Once the System Definition (or a preliminary version thereof) is available, the subsequent technical system development is accomplished through Model-Based Systems Engineering (MBSE). Here we mean by MBSE that the entire technical system development process is based upon and is accompanied by the development of an executable block-oriented system and system context model. Subsequently, this model will simply be referred to as the System Model

At every stage of the technical system development process, the System Model represents, with sufficient accuracy,  the system’s functionality and behaviour as developed and known at that point in time. At the very beginning of the technical system develepment process, the System Model is a first conceptual model of the system; at the end it is a full representation of the system’s dynamic behaviour.

Note that the System Model not only represents the system’s intended functionality. The model also includes 

  • unintended influences (which are non-functional inputs) and
  • unintended effects (which are non-functional outputs)

and thereby reflects non-functional requirements and test cases in addition to functional ones.

In our MBSE workflow, the System Model is not an object-oriented model, but a block-oriented Simulink® ¹ model. In a block-oriented system model, all relevant intended and unintended interactions

  • between the system and its environment as well as 
  • between all internal elements of the system

are modelled explicitly, making such a model suited for inductive and deductive system failure analyses as well as simulative fault injection tests. These analyses and simulative tests help to investigate potential quality and safety issues of the current system design. 
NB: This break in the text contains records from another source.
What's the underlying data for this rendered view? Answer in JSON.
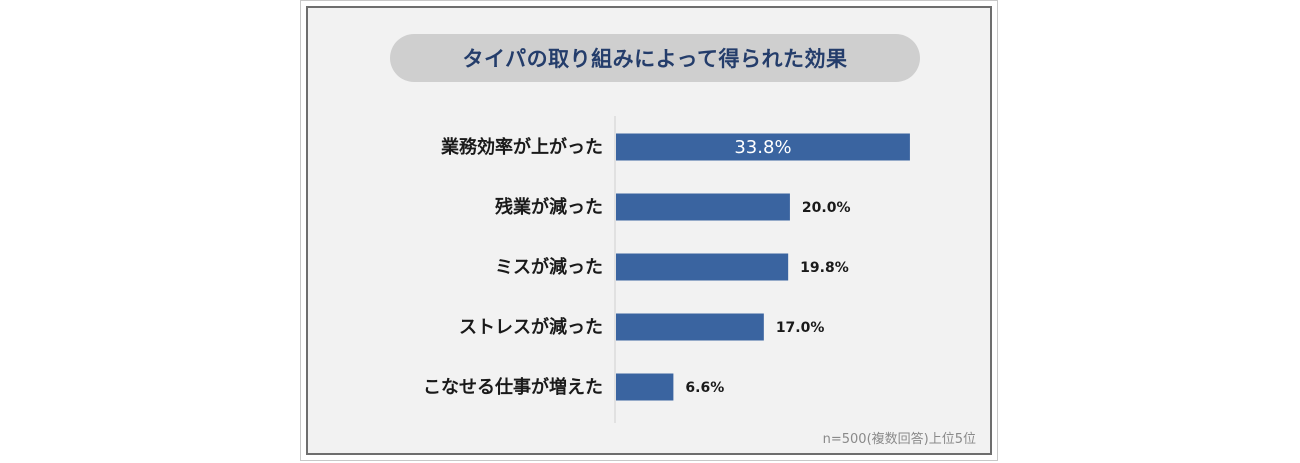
{
  "chart_data": {
    "type": "bar",
    "orientation": "horizontal",
    "title": "タイパの取り組みによって得られた効果",
    "categories": [
      "業務効率が上がった",
      "残業が減った",
      "ミスが減った",
      "ストレスが減った",
      "こなせる仕事が増えた"
    ],
    "values": [
      33.8,
      20.0,
      19.8,
      17.0,
      6.6
    ],
    "value_labels": [
      "33.8%",
      "20.0%",
      "19.8%",
      "17.0%",
      "6.6%"
    ],
    "unit": "%",
    "xlim": [
      0,
      34.5
    ],
    "grid": false,
    "bar_color": "#3a64a0",
    "note": "n=500(複数回答)上位5位"
  },
  "colors": {
    "bar": "#3a64a0",
    "title_text": "#243d6b",
    "title_pill": "#cfcfcf",
    "background": "#f2f2f2"
  }
}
In the course of technical system development, many documents such as

requirement specifications,

design specifications,

interface specifications as well as

test specifications and reports

have to be produced at system, hardware and software level , see Fig. 3.

Fig. 3: Selected documents that need to be created during system development

These documents are used as communication means between the various disciplines involved in developing the system. During the course and especially towards the end of a system development project, these documents are also used to prove that the system has been developed according to applicable legislation and standards. For the latter purpose, the documents have to be


consistent and


Our proprietary autoConform® Software Suite not only allows to speed up many workflow steps in MBSE. Primarily, the software makes it easier and faster for the systems engineers to produce system development documents (as shown in Fig. 3) which are complete, consistent and correct. In addition, the software highly automates inductive and deductive system model analyses as well as simulative tests. 

The autoConform® Software Suite comprises several software modules which are shown in Fig. 4. The figure also indicates that the autoConform® Software Suite stores all information in its own autoConform Project Repository. The software supports one or several system models, depending on the number of system variants that need to be developed.

Fig. 4: Modules of the autoConform® Software Suite.

Note that all the artefacts in Fig. 4 (i.e., the documents, the System Models as well as the Deductive and Inductive Model Analyses) share a lot of information. However, every artefact contains some information that is not contained in any of the other artefacts. Therefore,

no artefact can be removed without losing information, and

each System Model (for each system variant) cannot be “the single source of truth” because it does not contain all information (about that system variant).

We not only develop and sell the autoConform® Software Suite. We also support customers directly in their system and software development projects by providing engineering work products which we create using the autoConform® Software Suite ourselves. In doing so, we achieve better results faster for our customers, and we also gain valuable insights as to how to improve our software.

¹ Simulink® is the registered trademark of The MathWorks®, Inc.